I can’t really speak for @Malvastor here but it seems like less of a defense and more of a “if you only judge nations for their flaws you will soon find they all look terrible.”


#1133

Agreed. If we look at it like that, pretty much every part of the world is not great. I actually can’t think of a single big-ish civilization that didn’t have slaves at some point.

You see this a lot with Vikings. A lot of people praises them because of all the rights they gave to women (first considering this was only for free women, and then ignoring women couldn’t go to political gatherings or carry a weapon around, even if this was done for their protection), while ignoring they had slaves.


#1134

No, but it makes the point that it’s pointless to hand out special condemnation for these things. At a certain point in history ruthless expansion was taken as a given, and anybody in your way was fair game, one-time ally or not. That makes every nation an ***hole, and makes no impact on whether one of them can claim to be greater in other ways.


#1135

I agree, this argument is quite weak. It’s an argument many people use. Espesially in politics.
As for the “America was never great” discussion…
Lets look at America alone as a country. I don’t believe America was terrible, nor was it great. It was some where in the middle. However, when trump says make America great again, he talks about the economy, and industrial value of America. But he needs to be more specific becuase he has a lot of others confused as to what makes a country great which not much of the world has down, including America. America may have been good, but it wasn’t really great if we’re comparing the good and the bad.


#1136

It may not be a defense but we simply cannot judge the actions of those in the past with the lens of the present. If we do that then every single nation ever is terrible, and in the future every nation today is terrible. We can’t hold every nation in the past on the pedestal we have for our own nations today and call them terrible.

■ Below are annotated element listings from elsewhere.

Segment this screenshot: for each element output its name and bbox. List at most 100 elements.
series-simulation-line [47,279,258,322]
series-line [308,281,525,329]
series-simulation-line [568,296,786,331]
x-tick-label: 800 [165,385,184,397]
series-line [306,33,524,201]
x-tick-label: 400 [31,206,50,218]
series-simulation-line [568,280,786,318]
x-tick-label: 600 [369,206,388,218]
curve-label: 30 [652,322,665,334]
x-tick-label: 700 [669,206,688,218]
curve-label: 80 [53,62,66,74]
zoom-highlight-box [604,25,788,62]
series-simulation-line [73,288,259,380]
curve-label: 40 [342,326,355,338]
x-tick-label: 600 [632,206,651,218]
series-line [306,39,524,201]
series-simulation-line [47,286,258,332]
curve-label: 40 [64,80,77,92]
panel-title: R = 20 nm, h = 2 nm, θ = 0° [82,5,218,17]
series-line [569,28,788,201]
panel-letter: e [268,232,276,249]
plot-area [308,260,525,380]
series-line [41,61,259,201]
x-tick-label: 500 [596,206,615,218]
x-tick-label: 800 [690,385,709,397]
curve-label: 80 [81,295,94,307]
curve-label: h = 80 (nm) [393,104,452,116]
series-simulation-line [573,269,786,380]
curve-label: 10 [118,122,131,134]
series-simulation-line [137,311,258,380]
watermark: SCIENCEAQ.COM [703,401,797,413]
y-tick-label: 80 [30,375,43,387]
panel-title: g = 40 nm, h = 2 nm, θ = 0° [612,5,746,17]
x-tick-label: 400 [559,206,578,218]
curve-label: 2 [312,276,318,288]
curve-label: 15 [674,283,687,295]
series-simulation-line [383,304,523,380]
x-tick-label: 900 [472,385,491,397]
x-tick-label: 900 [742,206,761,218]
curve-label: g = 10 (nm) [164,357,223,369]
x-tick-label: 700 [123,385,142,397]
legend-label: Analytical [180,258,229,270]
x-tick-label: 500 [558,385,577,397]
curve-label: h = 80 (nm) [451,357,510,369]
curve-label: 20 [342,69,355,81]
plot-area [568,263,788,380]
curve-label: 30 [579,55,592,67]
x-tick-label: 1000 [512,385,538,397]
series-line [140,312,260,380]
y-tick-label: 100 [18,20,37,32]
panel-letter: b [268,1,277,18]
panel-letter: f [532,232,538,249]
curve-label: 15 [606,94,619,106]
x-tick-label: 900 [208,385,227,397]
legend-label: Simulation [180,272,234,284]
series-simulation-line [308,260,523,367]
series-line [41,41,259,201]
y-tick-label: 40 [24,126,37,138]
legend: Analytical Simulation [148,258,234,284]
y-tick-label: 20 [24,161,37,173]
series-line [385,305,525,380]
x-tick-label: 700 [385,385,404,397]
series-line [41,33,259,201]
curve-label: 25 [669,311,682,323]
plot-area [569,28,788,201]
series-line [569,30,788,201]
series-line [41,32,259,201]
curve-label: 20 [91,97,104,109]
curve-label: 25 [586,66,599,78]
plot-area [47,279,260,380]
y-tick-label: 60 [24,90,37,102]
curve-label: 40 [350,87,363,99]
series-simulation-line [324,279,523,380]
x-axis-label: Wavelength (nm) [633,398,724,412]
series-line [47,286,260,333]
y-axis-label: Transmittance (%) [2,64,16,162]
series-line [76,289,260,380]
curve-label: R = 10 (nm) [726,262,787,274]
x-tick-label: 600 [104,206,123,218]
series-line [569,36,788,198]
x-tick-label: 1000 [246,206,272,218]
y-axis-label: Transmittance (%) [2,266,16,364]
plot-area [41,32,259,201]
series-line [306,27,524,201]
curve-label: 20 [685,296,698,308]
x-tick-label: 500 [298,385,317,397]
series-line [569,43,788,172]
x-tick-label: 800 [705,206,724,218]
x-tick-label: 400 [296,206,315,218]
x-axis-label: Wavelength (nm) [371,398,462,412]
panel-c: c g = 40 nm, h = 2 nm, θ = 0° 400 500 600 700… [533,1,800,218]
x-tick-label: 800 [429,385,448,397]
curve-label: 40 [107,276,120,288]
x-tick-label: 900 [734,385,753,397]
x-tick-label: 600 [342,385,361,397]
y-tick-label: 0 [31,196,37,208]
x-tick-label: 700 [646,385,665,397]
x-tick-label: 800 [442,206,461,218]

We have to look at things as they were historically, with the context and information necessary to help us make a reasonable opinion. For example: One thing terrible is that we had a Civil War fought over slavery when many other ‘modern’ nations of the time had ended slavery without much issue.


#1137

Well, that rejoinder blew up a bit.

Yeah, they’re a mix of good and bad, and yes, by these standards there haven’t really been much in the way of societies that come off looking all that, well, great. This is why I don’t believe in just judging nations or cultures as “great” or “terrible” (with exceptions for extremes like Nazis, of course, but that’s a specific regime). Countries are diverse assemblages of people, so of course great achievements will coexist with wrongdoing. But looking at one doesn’t mean we should overlook the other.

(I mean, look at, say, the Aztecs [or Tenocha or Mexica, to use their own names for themselves]. They were extremely aggressive and warlike, plus human sacrifice, but they had public education, highly effective agriculture, architecture, urban planning, a capital which absolutely stunned the Spaniards, and better hygiene… Song China, which featured an economic flourishing and increased meritocracy in government positions with the exam system, but also a drastic reduction in the status of women. Just like, well, America, or Rome, you could call these both great or terrible… and I’d say, yeah, there’s a lot of both. Everything’s a mix.)

And yes, the past was different and it’s always important to take context into account when looking at history. Idealizing this past as “great” is another matter entirely. When looking at how one could “make America great” (though I would much rather prioritize the world than America :roll_eyes:), we should by all means use our own standards, and if someone says “again,” we can certainly look at what that “again” would resemble.